This summer, NPR told the story of a young man in Syria who worked a regular job by day and was a protester by night. At the end of that story, the activist made a prediction that was later tweeted to thousands of people: "One day my time is coming. Until the world realizes what's happening in Syria, they will try and get us all."
Many weeks later, his prediction came true.
One day this fall, Ahmed — not his real name — was on his way to meet another activist. A man approached him from behind.
"He grabbed my arm, and then he beat me on my face. I wear glasses. He broke my glasses," Ahmed says.
The man shoved Ahmed into a car and took him to a building that houses one of Syria's notorious security services.
Once he stepped out of the car, the men covered his eyes with a blindfold — which he still has. It's made of a plastic material, stitched together with crude stitches.
There is blood on it.
The blood came from what Ahmed calls the welcome beating every detainee receives when he arrives at a detention center.
After his welcome beating, Ahmed says, they sat him down next to a room where a man was being tortured.
"His scream was filling all the space. He was screaming, screaming, screaming. And after a while, one of the officers come and say, 'You are next. You will be there. We advise you to give confessions.' I said, 'I have nothing to give you,' " Ahmed recalls.
Remaining Silent Under Torture
What they wanted Ahmed to confess was that he had helped organize protests, on the ground and online. They wanted him to confess he'd sent video clips of protests to TV channels like Al-Jazeera. They wanted his email addresses, Skype names, Facebook and Twitter logins.
They wanted to prove that he had committed the crime of being against the government. But Ahmed knew better. He knew what they did to protest leaders. They tortured them until they died. He knew he had to keep quiet.
The next round of beatings came from a club that administered electric shocks. Ahmed says his jailers sometimes used the club to shock detainees in the genitals.
They threatened to do the same to him.
"But then I closed my legs and jumped to another corner," he says.
Still, Ahmed didn't talk. So they transferred him to a jail. A dozen young men huddled in each cell. They were permitted to shower only once a week. Praying wasn't allowed.
One night Ahmed sensed something was different. His jailers administered the usual beatings. But then they threatened to bring in his family.
When he still wouldn't talk they hung him from his wrists with his feet still touching the floor. They forced him to ingest large amounts of salt. Every 10 minutes they punched him in the stomach and poured cold water all over his naked body.
The next day, they raised his feet off the floor.
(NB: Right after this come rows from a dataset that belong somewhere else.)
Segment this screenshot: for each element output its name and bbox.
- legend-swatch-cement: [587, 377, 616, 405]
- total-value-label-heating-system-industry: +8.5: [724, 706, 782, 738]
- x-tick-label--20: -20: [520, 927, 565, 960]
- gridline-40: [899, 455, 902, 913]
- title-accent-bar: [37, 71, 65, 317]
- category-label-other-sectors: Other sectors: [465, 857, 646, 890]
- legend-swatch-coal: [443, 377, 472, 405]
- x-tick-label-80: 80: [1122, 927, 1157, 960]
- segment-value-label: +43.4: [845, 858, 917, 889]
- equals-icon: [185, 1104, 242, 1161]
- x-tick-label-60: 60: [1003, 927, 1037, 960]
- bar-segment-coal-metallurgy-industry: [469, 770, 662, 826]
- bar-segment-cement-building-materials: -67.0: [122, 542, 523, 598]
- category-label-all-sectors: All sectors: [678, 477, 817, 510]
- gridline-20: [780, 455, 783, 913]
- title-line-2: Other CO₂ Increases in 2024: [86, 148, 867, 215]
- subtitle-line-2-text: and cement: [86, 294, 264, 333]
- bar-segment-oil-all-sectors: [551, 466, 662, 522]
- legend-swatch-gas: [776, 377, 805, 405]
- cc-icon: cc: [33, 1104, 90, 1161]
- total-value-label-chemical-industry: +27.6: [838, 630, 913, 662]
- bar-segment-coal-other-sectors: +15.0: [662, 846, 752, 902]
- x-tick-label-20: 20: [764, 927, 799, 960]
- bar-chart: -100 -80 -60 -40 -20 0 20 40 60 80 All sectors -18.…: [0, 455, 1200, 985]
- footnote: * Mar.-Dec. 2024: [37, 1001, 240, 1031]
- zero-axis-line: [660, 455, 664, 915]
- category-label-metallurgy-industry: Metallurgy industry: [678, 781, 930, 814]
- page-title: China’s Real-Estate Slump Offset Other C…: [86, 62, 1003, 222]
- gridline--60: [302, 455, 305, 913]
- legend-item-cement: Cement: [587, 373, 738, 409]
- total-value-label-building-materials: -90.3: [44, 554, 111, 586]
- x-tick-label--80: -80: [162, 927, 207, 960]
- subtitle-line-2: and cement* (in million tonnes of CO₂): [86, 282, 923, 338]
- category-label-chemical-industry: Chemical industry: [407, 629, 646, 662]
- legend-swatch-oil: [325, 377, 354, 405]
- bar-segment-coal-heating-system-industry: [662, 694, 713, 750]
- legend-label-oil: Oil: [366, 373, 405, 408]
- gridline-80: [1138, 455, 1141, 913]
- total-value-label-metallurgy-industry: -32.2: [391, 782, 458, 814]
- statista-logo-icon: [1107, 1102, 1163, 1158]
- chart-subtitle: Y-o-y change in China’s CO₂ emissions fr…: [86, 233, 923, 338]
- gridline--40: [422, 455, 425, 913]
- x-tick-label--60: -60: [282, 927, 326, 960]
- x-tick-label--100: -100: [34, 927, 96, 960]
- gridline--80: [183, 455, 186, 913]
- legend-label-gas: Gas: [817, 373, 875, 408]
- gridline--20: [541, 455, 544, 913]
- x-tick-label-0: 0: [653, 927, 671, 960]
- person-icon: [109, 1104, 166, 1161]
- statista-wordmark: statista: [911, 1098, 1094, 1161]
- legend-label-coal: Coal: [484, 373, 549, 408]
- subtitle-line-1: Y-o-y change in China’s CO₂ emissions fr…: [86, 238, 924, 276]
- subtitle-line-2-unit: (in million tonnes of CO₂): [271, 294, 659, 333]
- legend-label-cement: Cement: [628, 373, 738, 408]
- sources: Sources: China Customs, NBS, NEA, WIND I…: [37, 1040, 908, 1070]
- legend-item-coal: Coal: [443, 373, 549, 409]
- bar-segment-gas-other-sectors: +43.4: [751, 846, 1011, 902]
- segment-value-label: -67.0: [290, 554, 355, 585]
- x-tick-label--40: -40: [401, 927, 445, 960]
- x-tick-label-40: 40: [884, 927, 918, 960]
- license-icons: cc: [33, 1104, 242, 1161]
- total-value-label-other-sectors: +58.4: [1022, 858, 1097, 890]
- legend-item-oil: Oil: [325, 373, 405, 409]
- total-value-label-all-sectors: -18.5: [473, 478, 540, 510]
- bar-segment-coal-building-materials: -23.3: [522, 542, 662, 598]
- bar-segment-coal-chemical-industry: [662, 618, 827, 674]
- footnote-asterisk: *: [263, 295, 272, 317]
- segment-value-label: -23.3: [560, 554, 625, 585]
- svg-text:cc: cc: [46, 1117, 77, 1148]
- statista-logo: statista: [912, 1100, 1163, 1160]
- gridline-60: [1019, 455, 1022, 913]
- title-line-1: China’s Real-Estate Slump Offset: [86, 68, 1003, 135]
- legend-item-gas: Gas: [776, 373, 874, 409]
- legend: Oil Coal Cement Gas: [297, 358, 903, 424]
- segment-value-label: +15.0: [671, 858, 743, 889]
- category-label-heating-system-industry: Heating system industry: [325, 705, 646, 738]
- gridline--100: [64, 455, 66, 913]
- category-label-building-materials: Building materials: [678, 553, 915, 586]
"So the whole weight of my body was held with my wrists. It was unbearable. I couldn't last [any]more and I told them, 'I will talk,' " he says.
Ahmed had spent the night before making a plan. He wanted to give his jailers enough information to stop the torture but not enough to incriminate other activists. He gave names of people who had already been arrested or escaped from Syria. He invented plans for protests that would never happen.
It was enough to slow down the torture but not enough to release him.
'Freedom Is Precious'
Later, as sanctions against the Syrian regime increased, authorities began releasing some detainees. The idea was to show the international community the regime was serious about reform.
Ahmed was among those released, and after he was freed, he fled Syria. He does not want his current location mentioned, and he still fears for his friends and family inside Syria.
Sanctions against the Syrian regime have been stepped up. And Ahmed is still active in the uprising. As for his ordeal?
"This is a must and I should go through this," he says. "This will help me explain to my son, to my grandson — I don't know if I will have sons and grandsons — but this will help me to tell them how much we paid to get our freedom. To let them know that freedom is precious."